70. 1 Corinthians (Thru the Bible #44

Thru the Bible #44: 1 Corinthians. J. Vernon McGee. 1997 (1977) 204 pages. [Source: Bought]

First sentence: The First Epistle to the Corinthians Introduction Paul addressed this epistle to the church which was in the city of Corinth. He wrote it from Ephesus around A.D. 55–57 (more likely 57).

I am reading the Bible in 2020 using the daily M'Cheyne (Robert Murray M'Cheyne) plan. I thought it would add a layer of substance to in addition to the four chapters a day, to also read commentaries for those chapters. For that I am using Matthew Henry's Commentary on the Whole Bible. But the plan goes through the New Testament (and Psalms, I believe) twice. So now that I've finished Henry's commentary for the New Testament, I am tackling the New Testament commentary section of J. Vernon McGee's series.

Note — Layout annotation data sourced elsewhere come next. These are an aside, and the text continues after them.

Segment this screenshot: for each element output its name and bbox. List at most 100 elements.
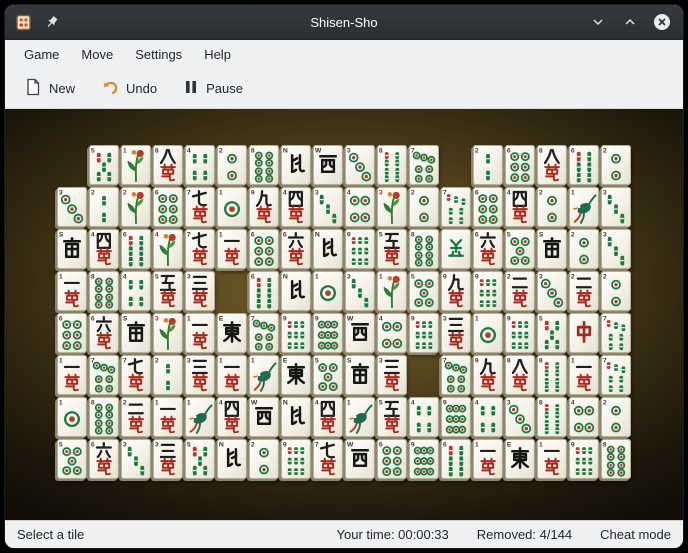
tile-b9[interactable]: 9: [345, 229, 375, 269]
tile-c1[interactable]: 1: [57, 355, 87, 395]
tile-jG[interactable]: [441, 229, 471, 269]
tile-b8[interactable]: 8: [377, 145, 407, 185]
tile-c1[interactable]: 1: [153, 397, 183, 437]
tile-d7[interactable]: 7: [441, 355, 471, 395]
tile-d1[interactable]: 1: [473, 313, 503, 353]
tile-wW[interactable]: W: [345, 313, 375, 353]
tile-c9[interactable]: 9: [473, 355, 503, 395]
tile-d2[interactable]: 2: [409, 187, 439, 227]
tile-d4[interactable]: 4: [345, 187, 375, 227]
tile-c4[interactable]: 4: [505, 187, 535, 227]
tile-wN[interactable]: N: [281, 271, 311, 311]
tile-b3[interactable]: 3: [121, 439, 151, 479]
tile-c3[interactable]: 3: [441, 313, 471, 353]
tile-d7[interactable]: 7: [409, 145, 439, 185]
tile-b9[interactable]: 9: [409, 313, 439, 353]
tile-d5[interactable]: 5: [409, 271, 439, 311]
tile-c2[interactable]: 2: [121, 397, 151, 437]
tile-d6[interactable]: 6: [153, 187, 183, 227]
tile-c5[interactable]: 5: [153, 271, 183, 311]
tile-c1[interactable]: 1: [185, 313, 215, 353]
tile-c1[interactable]: 1: [217, 229, 247, 269]
tile-d8[interactable]: 8: [601, 439, 631, 479]
tile-f2[interactable]: 2: [121, 187, 151, 227]
tile-d4[interactable]: 4: [569, 397, 599, 437]
tile-b9[interactable]: 9: [281, 439, 311, 479]
tile-d1[interactable]: 1: [57, 397, 87, 437]
tile-f3[interactable]: 3: [153, 313, 183, 353]
tile-wE[interactable]: E: [217, 313, 247, 353]
tile-b9[interactable]: 9: [505, 313, 535, 353]
tile-d3[interactable]: 3: [345, 145, 375, 185]
tile-c7[interactable]: 7: [121, 355, 151, 395]
tile-d3[interactable]: 3: [537, 271, 567, 311]
tile-c1[interactable]: 1: [217, 355, 247, 395]
tile-b4[interactable]: 4: [121, 271, 151, 311]
tile-b5[interactable]: 5: [537, 313, 567, 353]
tile-b6[interactable]: 6: [121, 229, 151, 269]
tile-d8[interactable]: 8: [89, 397, 119, 437]
tile-d2[interactable]: 2: [217, 145, 247, 185]
tile-wS[interactable]: S: [345, 355, 375, 395]
tile-c4[interactable]: 4: [89, 229, 119, 269]
new-button[interactable]: New: [15, 73, 84, 104]
tile-c7[interactable]: 7: [185, 187, 215, 227]
tile-d1[interactable]: 1: [313, 271, 343, 311]
tile-b9[interactable]: 9: [569, 439, 599, 479]
tile-b1[interactable]: 1: [185, 397, 215, 437]
tile-d1[interactable]: 1: [217, 187, 247, 227]
tile-wS[interactable]: S: [57, 229, 87, 269]
tile-d2[interactable]: 2: [537, 187, 567, 227]
tile-c1[interactable]: 1: [473, 439, 503, 479]
tile-d5[interactable]: 5: [313, 355, 343, 395]
tile-c7[interactable]: 7: [313, 439, 343, 479]
tile-d9[interactable]: 9: [313, 313, 343, 353]
menu-help[interactable]: Help: [193, 43, 242, 66]
tile-c5[interactable]: 5: [377, 397, 407, 437]
tile-c7[interactable]: 7: [185, 229, 215, 269]
tile-d7[interactable]: 7: [249, 313, 279, 353]
tile-b3[interactable]: 3: [313, 187, 343, 227]
tile-c8[interactable]: 8: [153, 145, 183, 185]
tile-b7[interactable]: 7: [601, 313, 631, 353]
menu-settings[interactable]: Settings: [124, 43, 193, 66]
close-icon[interactable]: [653, 13, 671, 31]
tile-b9[interactable]: 9: [473, 271, 503, 311]
tile-c4[interactable]: 4: [217, 397, 247, 437]
tile-b2[interactable]: 2: [89, 187, 119, 227]
tile-b3[interactable]: 3: [601, 229, 631, 269]
tile-b7[interactable]: 7: [441, 187, 471, 227]
tile-d2[interactable]: 2: [601, 397, 631, 437]
tile-b4[interactable]: 4: [409, 397, 439, 437]
tile-c1[interactable]: 1: [569, 355, 599, 395]
tile-c1[interactable]: 1: [57, 271, 87, 311]
tile-c8[interactable]: 8: [505, 355, 535, 395]
tile-wE[interactable]: E: [505, 439, 535, 479]
minimize-icon[interactable]: [589, 13, 607, 31]
undo-button[interactable]: Undo: [92, 73, 166, 104]
tile-d5[interactable]: 5: [57, 439, 87, 479]
tile-wW[interactable]: W: [345, 439, 375, 479]
tile-f1[interactable]: 1: [121, 145, 151, 185]
tile-b4[interactable]: 4: [185, 145, 215, 185]
tile-d9[interactable]: 9: [441, 397, 471, 437]
tile-c6[interactable]: 6: [89, 439, 119, 479]
tile-d3[interactable]: 3: [505, 397, 535, 437]
tile-c3[interactable]: 3: [153, 439, 183, 479]
tile-d2[interactable]: 2: [249, 439, 279, 479]
tile-c6[interactable]: 6: [89, 313, 119, 353]
maximize-icon[interactable]: [621, 13, 639, 31]
tile-c6[interactable]: 6: [473, 229, 503, 269]
tile-d6[interactable]: 6: [473, 187, 503, 227]
tile-c4[interactable]: 4: [313, 397, 343, 437]
tile-d5[interactable]: 5: [505, 229, 535, 269]
tile-b8[interactable]: 8: [537, 355, 567, 395]
tile-c5[interactable]: 5: [377, 229, 407, 269]
tile-b2[interactable]: 2: [473, 145, 503, 185]
tile-d3[interactable]: 3: [57, 187, 87, 227]
tile-c2[interactable]: 2: [569, 271, 599, 311]
tile-c9[interactable]: 9: [441, 271, 471, 311]
tile-d6[interactable]: 6: [57, 313, 87, 353]
tile-wW[interactable]: W: [313, 145, 343, 185]
tile-b5[interactable]: 5: [185, 439, 215, 479]
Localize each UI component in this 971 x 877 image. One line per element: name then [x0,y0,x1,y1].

This is not my first time reading J. Vernon McGee. I've read twelve or so of his commentaries. (Most recently his volume on Romans 9-16.) 

Overall, I like his laidback, casual, straightforward, tell it like it is approach to teaching Scripture. There is something so grounded and down to earth about him. Each reader is "his" friend. It's hard not to feel like he is a friend too.

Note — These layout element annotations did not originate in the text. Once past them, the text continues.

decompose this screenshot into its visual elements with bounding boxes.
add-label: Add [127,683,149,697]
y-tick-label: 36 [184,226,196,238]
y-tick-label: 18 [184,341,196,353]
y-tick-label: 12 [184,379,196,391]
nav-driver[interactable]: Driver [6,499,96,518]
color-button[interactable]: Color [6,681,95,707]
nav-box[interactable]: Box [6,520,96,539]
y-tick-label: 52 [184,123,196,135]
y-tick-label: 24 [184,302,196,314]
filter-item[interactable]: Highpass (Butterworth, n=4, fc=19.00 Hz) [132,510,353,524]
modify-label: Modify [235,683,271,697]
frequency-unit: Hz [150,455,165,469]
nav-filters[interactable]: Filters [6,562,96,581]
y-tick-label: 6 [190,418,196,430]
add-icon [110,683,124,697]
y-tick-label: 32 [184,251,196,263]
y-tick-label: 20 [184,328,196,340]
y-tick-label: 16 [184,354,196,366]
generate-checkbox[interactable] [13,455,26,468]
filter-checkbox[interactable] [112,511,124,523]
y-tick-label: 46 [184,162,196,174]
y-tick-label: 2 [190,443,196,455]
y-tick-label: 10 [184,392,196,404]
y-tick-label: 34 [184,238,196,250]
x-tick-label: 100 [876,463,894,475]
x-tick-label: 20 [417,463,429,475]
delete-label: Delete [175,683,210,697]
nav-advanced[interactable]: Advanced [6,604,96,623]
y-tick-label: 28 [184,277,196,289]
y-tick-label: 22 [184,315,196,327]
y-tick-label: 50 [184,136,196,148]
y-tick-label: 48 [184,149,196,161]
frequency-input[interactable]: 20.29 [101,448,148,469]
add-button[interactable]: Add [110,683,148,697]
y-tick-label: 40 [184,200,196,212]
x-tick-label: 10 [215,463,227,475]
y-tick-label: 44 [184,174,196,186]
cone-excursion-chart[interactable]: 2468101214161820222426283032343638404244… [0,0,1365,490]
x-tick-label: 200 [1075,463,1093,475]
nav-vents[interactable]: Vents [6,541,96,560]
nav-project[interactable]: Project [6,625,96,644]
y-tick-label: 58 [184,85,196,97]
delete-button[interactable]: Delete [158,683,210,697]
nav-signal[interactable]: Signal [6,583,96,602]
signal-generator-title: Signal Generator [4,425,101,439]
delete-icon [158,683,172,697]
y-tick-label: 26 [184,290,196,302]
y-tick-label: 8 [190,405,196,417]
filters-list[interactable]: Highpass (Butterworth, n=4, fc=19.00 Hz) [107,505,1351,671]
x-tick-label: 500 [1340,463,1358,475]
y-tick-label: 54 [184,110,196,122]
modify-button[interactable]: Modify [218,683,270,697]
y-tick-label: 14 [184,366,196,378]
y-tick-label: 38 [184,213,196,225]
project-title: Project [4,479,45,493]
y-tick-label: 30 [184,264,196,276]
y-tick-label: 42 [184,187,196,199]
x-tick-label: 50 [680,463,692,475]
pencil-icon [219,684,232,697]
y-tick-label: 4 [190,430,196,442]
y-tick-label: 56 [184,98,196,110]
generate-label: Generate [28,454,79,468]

One of the things that I love about McGee's commentaries is that he just speaks timeless truths. He almost always leaves me thinking!!!

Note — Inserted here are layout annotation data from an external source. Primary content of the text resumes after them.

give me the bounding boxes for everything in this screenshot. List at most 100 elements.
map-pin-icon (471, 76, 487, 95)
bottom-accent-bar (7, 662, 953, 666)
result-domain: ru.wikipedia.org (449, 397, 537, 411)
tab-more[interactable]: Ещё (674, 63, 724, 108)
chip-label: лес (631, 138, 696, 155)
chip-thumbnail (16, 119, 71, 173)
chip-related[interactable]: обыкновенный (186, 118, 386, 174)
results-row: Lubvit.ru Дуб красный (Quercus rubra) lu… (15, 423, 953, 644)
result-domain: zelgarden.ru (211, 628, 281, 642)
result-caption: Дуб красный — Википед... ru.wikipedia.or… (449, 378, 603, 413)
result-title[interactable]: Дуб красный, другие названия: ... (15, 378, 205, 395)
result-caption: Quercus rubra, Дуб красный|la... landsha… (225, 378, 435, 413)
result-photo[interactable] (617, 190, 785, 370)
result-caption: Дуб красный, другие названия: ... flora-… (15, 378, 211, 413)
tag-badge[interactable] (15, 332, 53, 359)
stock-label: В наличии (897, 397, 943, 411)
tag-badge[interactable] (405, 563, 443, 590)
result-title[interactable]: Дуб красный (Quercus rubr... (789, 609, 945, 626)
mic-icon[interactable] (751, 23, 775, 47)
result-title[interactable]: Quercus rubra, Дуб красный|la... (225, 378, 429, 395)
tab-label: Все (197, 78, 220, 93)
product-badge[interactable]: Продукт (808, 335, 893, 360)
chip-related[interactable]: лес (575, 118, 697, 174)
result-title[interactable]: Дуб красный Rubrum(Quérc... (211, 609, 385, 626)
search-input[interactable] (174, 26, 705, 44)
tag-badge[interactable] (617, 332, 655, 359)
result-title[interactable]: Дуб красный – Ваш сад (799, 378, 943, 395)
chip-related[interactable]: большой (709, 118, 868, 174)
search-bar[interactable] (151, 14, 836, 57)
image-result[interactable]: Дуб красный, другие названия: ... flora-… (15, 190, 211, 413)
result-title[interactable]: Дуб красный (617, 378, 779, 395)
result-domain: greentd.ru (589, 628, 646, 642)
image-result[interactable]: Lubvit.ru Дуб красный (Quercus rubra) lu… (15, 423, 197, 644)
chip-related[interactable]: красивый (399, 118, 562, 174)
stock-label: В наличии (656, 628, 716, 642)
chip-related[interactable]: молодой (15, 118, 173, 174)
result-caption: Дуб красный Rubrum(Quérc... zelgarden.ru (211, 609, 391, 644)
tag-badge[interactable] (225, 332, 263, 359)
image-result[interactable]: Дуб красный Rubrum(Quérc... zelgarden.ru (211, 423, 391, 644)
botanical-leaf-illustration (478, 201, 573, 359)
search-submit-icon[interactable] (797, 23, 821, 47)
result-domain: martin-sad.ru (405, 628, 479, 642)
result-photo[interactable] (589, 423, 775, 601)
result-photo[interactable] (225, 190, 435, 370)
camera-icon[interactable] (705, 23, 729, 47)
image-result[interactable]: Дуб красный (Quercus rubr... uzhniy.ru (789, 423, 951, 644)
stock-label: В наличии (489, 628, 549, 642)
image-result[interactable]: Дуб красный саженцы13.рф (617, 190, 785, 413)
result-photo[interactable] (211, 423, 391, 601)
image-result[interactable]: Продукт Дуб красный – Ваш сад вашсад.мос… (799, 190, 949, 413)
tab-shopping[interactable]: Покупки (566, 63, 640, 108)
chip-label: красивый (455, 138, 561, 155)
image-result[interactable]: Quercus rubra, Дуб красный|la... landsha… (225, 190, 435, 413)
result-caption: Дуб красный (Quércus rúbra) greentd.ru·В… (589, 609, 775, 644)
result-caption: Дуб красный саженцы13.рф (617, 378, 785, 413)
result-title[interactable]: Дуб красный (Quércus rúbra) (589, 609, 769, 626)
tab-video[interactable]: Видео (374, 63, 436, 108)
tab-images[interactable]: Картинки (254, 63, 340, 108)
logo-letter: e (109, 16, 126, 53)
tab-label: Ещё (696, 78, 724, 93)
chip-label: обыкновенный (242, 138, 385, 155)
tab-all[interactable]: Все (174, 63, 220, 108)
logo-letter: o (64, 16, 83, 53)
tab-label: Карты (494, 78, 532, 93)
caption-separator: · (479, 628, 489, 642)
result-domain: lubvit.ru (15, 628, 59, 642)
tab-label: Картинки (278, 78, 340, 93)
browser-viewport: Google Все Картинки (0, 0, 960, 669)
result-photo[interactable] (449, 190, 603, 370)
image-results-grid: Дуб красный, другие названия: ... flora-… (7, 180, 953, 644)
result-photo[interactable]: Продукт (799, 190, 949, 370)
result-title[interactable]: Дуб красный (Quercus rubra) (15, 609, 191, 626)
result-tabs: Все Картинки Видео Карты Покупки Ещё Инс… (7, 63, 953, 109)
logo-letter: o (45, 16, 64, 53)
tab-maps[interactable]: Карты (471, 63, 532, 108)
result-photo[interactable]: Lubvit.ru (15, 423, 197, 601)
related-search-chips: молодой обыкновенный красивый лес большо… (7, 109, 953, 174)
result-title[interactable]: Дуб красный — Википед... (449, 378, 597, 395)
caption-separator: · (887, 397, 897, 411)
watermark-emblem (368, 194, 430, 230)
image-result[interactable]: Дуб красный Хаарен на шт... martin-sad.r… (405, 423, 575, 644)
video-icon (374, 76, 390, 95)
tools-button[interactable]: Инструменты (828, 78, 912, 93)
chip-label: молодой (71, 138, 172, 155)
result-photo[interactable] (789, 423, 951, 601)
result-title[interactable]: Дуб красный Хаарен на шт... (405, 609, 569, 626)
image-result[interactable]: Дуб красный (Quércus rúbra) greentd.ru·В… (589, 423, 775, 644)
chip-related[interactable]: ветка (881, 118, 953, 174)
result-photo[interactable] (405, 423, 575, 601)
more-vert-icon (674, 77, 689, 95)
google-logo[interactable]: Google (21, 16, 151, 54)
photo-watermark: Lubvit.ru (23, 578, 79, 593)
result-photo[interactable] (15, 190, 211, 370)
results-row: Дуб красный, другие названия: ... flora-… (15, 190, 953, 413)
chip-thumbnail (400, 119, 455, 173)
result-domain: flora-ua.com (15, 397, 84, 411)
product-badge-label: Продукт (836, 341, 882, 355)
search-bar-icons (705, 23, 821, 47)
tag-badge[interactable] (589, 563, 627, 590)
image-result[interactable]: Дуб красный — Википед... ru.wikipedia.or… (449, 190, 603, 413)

It is wonderful today to be able to say, “I am where I am and I am doing what I am doing because of the will of God.” Is that your situation? If you can say that, then I do not need to add that you are a very happy, joyful Christian.
You see, friend, you are not going to heaven until you are perfect—I am not either. And I am not perfect, not even near it. The fact of the matter is that if you knew me like I know myself, you wouldn’t listen to me. But wait a minute! Don’t tune me out because, if I knew you like you know yourself, I wouldn’t speak to you. So let’s just stay connected here, if you don’t mind.
We do not become saints by what we do; we become saints because of our position in Christ. The word saint actually means “set aside to God.” Every Christian should be set aside to God.
The important thing is to have the Word of Christ in our hearts. That does not necessarily mean to memorize it. It means to obey it. If Christ is in your heart, you are obeying Him, and you are thinking upon Him. He occupies your mind and your heart.
My friend, when there is sin in the church, it is like a cancer. It needs to be dealt with. When I had cancer, I went to my doctor for help. Imagine him saying, “Now we don’t want to get excited; we don’t want to get disturbed; we don’t want to become emotional; we don’t want to cause any trouble. We want you to have a nice, peaceful mind; so I will sprinkle a little talcum powder on this place and everything will be all right.” Well, friend, I would have smelled good, but I would have died of the cancer. You’ve got to deal with a cancer, and you’ve got to deal with trouble in the church.
Today the wisdom of the world is to have an antipoverty program or some other kind of program. Or the wisdom of the world is to save man from his problems by education. May I say that what man needs today is the gospel. The wisdom of the world has never considered that.
There are certain things that we can understand only if the Spirit of God reveals them to us, and He does this freely. He wants to be our Teacher!
We cannot tell God anything, but God can reveal a great deal to us. However, the Spirit of God cannot reveal spiritual things to us until we have the mind of Christ.
Well, we are all preachers. As I told him, “We preach some message by our lives. You are saying something to the world and to those around you by your life. You can’t help it. I live my life unto you and you live our life unto me. It’s just that way. We have that kind of influence.” My friend, if you are a believer, you are a minister of Christ. What kind of message are you giving?
Abraham Lincoln said, “Public opinion in this country is everything.” Unfortunately, it is true. There is a danger to defer to the opinion of others, to yield to the criticism of our enemies and surrender to them. Many of our courts favor the popularity of the crowd instead of justice—certainly the politicians favor the crowd. Some will surrender principles and honor and reputation.
Does the church today think it can drop down to the immorality of the world and get away with it?
In a secular society, secularism always takes the place of God. That is modern idolatry today. A great many people are putting secularism in the place of God.
There is a limitation on our Christian liberty. This can be stated in a graphic way. You have a perfect right to swing your fist any way you want to, but where my nose begins your liberty ends.
One of the reasons we yield to temptation is that we are like the little boy in the pantry. His mother heard a noise because he had taken down the cookie jar. She said, “Willie, where are you?” He answered that he was in the pantry. “What are you doing there?” He said, “I’m fighting temptation.” My friend, that is not the place to fight temptation! That is the place to start running.
The Christian faith always looks beyond the sunset to the sunrise. It looks out yonder into eternity—and what a hope it offers! This is another factor which gives meaning and purpose to life.